With only about a dozen deaths a year out of 8,000 reported snake bites, snakes aren’t as dangerous as their reputation would have us believe. Any deaths from snake bites occur because victims neglected to get timely medical attention. Nonetheless, it’s best to avoid snakes when hiking, especially vipers like rattlesnakes, cottonheads and copperheads which can release venom that causes serious tissue damage, and even bites from harmless snakes can cause infection and allergic reactions.
The following tips should help to avoid contact with snakes:
Avoid trekking snake territory at night because snakes tend to be most active when darkness falls.
- Keep your eyes and ears open. You’ll hear a snake before seeing it.
- Wear protective footwear as well as long pants or even gaiters. Using trek poles or walking sticks may offer snakes a different target.
- Keep to paths and avoid weeds, tall grass, brush, bushes, logs and loose rocks.

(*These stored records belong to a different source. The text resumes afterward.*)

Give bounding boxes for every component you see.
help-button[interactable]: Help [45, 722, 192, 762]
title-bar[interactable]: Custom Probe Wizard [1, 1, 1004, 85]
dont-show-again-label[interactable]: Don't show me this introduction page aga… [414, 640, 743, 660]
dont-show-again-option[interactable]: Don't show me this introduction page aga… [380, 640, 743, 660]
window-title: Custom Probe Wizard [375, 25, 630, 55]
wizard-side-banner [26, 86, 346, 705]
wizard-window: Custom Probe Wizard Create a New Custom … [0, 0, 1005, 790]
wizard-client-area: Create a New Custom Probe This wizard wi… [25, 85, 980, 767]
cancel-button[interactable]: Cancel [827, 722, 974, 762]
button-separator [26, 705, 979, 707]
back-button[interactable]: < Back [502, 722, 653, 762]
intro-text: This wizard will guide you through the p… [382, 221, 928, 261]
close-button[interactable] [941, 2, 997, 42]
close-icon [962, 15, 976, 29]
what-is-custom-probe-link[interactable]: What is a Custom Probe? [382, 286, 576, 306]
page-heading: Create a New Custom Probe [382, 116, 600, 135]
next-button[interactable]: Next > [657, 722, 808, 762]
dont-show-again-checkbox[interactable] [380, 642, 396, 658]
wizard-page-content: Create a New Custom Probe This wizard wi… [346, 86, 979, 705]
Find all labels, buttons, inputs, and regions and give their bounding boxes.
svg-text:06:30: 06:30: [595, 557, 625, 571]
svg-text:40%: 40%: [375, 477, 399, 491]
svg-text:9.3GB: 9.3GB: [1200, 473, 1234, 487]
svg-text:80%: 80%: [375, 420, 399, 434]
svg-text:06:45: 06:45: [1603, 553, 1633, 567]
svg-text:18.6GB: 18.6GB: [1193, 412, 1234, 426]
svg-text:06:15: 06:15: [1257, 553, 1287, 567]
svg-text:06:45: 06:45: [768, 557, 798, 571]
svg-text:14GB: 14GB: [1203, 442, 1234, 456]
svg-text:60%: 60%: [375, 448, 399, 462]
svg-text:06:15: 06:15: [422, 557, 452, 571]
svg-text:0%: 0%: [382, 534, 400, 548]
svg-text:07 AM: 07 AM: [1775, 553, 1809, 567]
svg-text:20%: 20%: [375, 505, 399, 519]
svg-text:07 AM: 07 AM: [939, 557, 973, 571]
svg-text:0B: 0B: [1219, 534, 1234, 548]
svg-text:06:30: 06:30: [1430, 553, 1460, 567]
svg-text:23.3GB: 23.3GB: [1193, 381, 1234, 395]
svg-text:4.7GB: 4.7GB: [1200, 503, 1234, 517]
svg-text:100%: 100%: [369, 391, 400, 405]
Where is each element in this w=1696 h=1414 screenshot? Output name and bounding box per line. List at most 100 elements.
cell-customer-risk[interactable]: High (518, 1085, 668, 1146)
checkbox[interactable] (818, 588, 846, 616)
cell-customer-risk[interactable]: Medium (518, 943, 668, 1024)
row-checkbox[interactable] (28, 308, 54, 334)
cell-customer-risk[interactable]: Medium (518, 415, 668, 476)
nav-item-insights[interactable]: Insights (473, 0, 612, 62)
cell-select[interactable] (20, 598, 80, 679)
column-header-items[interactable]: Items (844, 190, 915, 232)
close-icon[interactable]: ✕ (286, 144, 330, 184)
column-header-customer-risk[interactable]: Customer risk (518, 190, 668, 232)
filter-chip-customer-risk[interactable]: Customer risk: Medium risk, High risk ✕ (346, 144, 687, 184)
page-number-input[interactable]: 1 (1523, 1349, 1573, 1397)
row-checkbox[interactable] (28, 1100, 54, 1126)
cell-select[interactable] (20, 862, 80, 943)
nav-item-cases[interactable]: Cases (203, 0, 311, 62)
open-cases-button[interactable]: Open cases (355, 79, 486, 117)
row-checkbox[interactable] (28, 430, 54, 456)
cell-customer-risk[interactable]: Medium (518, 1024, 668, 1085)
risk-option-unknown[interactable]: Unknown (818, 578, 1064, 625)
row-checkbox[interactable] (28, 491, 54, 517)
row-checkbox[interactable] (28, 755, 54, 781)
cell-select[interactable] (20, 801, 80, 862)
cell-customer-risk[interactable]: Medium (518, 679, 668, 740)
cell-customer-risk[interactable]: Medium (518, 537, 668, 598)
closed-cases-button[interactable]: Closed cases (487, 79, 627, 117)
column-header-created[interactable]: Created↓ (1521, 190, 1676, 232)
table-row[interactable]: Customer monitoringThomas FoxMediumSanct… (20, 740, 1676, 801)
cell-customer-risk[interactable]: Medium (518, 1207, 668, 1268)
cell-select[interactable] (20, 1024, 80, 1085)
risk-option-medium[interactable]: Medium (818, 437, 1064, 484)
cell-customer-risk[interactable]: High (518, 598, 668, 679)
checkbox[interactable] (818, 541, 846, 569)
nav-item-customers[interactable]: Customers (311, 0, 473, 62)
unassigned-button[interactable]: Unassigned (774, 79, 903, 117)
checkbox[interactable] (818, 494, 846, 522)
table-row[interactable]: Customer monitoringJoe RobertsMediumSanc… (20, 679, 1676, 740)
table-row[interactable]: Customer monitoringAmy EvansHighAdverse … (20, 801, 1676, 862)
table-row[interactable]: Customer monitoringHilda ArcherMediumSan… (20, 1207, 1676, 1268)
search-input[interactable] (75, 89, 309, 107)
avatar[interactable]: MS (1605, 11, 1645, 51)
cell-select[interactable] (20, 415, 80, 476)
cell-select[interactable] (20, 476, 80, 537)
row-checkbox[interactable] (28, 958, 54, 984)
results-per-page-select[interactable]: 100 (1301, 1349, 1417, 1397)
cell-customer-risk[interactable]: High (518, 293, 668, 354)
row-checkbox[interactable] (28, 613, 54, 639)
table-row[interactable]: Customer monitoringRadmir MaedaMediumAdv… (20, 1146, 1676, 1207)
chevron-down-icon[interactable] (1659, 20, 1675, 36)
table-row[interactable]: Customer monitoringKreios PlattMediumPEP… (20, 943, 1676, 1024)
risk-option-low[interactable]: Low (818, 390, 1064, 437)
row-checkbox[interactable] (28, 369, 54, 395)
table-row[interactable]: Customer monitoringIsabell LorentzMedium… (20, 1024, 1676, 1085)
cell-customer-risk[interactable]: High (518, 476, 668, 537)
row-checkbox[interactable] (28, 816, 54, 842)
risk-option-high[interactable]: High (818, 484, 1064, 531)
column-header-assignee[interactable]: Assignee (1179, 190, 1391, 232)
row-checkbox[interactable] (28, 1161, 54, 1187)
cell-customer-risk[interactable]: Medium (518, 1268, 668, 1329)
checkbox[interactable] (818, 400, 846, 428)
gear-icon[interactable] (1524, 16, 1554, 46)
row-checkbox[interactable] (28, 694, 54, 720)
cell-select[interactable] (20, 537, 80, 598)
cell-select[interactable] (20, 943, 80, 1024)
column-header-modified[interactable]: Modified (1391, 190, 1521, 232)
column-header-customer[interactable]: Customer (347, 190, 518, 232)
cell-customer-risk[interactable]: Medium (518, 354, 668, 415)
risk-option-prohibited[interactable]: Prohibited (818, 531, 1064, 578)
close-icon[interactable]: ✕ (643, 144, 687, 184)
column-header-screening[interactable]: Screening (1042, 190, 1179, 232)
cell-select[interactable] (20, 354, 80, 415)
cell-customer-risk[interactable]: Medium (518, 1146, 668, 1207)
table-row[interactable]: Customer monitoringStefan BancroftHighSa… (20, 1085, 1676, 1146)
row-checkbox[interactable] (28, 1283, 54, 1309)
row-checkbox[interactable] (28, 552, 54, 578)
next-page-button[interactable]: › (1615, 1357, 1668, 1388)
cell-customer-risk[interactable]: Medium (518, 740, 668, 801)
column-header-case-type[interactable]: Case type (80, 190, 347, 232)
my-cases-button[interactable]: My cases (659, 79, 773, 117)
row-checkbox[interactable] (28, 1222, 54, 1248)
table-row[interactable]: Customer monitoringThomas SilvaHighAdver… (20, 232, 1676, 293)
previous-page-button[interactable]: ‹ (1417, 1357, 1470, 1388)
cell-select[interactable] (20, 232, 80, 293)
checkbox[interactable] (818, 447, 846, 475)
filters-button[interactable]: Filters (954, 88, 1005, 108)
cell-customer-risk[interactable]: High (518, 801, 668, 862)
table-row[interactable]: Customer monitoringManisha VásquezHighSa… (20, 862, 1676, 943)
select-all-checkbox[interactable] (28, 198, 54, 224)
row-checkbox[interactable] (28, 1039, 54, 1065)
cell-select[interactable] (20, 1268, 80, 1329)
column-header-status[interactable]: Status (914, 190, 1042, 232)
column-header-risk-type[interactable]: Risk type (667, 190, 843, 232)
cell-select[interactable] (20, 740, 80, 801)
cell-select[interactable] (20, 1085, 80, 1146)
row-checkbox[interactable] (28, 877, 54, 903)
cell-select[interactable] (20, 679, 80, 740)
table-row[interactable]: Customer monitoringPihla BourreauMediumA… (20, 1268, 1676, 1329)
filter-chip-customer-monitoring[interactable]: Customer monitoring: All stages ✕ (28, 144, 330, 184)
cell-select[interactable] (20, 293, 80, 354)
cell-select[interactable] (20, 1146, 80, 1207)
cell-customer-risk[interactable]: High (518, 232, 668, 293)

Avoid sticking a hand or foot in a hole or crevasse.
- Take care in picking anything up from the ground and in sitting down. Also, be careful where you put your hands when climbing up rocky trails.
- Don’t attempt to provoke or pickup a snake. Many snake bites occur as a result of people seeking snake encounters. Even recently killed snakes can still move reflexively and bite.
- Although most snakes will avoid contact with humans, their instinct is to bite when feeling threatened in their territory. Be aware of your surroundings and you’ll dramatically decrease your risk of being taken by surprise.